A días de que la élite política y empresarial se reúna en el Foro Económico de Davos, en Suiza, un estudio de Oxfam muestra la cada vez mayor concentración de riqueza. Según la organización sin fines de lucro, el número de personas cuyo valor equivale a la mitad más pobre del mundo se ha reducido de 388 a 62 en solo cinco años.

Un modelo económico “roto”, apuntalado por la desregulación, privatización y la secrecía financiera ha visto la riqueza de los 62 más ricos del mundo incrementarse 44 por ciento en cinco años, es decir, 1.76 billones de dólares.

En el mismo periodo, la riqueza de los 3.6 mil millones más pobres se desplomó 41 por ciento. 

“Los grandes ganadores en nuestra economía global son aquellos que están arriba. Nuestro sistema económico está bastante sesgado a su favor. Lejos de gotear, el ingreso y la riqueza están en vez siendo succionados hacia arriba a una velocidad alarmante”, señala el reporte.
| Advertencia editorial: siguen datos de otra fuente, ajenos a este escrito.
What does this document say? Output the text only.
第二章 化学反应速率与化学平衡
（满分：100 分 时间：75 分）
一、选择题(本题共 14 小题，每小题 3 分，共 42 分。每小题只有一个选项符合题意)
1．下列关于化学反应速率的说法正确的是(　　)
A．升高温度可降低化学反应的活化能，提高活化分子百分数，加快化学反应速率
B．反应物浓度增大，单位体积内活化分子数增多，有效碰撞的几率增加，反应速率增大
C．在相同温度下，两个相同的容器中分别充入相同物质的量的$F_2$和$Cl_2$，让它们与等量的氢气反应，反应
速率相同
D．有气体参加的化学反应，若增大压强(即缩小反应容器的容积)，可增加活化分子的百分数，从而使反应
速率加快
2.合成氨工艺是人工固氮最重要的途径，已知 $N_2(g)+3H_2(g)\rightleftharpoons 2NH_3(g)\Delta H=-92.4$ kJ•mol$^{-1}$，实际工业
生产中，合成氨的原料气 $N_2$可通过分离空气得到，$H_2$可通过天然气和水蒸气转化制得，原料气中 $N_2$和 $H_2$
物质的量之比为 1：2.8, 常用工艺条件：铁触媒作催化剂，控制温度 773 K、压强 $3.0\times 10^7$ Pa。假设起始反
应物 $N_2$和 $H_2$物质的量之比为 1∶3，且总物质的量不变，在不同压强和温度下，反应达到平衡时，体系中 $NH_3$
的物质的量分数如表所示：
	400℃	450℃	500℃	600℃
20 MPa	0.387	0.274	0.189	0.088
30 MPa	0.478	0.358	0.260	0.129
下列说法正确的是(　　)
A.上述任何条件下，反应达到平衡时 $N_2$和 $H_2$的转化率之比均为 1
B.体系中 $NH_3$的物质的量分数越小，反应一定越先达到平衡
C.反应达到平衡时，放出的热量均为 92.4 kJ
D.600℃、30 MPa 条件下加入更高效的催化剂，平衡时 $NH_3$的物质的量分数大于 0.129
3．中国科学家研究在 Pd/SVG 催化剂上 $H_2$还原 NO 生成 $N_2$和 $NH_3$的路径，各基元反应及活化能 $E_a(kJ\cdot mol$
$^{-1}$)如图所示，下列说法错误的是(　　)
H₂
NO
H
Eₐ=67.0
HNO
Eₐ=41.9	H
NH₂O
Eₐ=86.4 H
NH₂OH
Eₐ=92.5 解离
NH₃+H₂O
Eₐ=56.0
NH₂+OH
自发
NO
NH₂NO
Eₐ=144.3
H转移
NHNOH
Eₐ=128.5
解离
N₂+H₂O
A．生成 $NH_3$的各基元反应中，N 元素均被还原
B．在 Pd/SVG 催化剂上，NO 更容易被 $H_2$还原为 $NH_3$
Oxfam reconoció que los esfuerzos para combatir la desigualdad habían propiciado que el número de personas viviendo en pobreza extrema decreciera un 50 por ciento entre 1990 y 2010.

“Sin embargo, si la desigualdad dentro de los países no hubiera incrementado durante ese periodo, un extra de 200 millones de personas podrían haber escapado de la pobreza. Eso podría haber significado 700 millones si los pobres se hubieran beneficiado del crecimiento económico más que los ricos”, indicó.

Plantea soluciones

Oxfam dijo que el creciente problema de evasión de impuestos y el uso de paraísos fiscales eran un claro ejemplo de cómo el sistema económico está “amañado” a favor de los ricos.

Por esa razón, la organización llamó a combatir dichas prácticas.

Asimismo, hizo un llamado a que los trabajadores reciban una remuneración con la que se pueda vivir y no el mínimo, a la terminación de la brecha de salarios por género, por más transparencia y vigilancia hacia aquellos en posiciones de poder que tienen intereses ocultos y a la transición de la carga fiscal del trabajo y el consumo hacia la riqueza y el capital.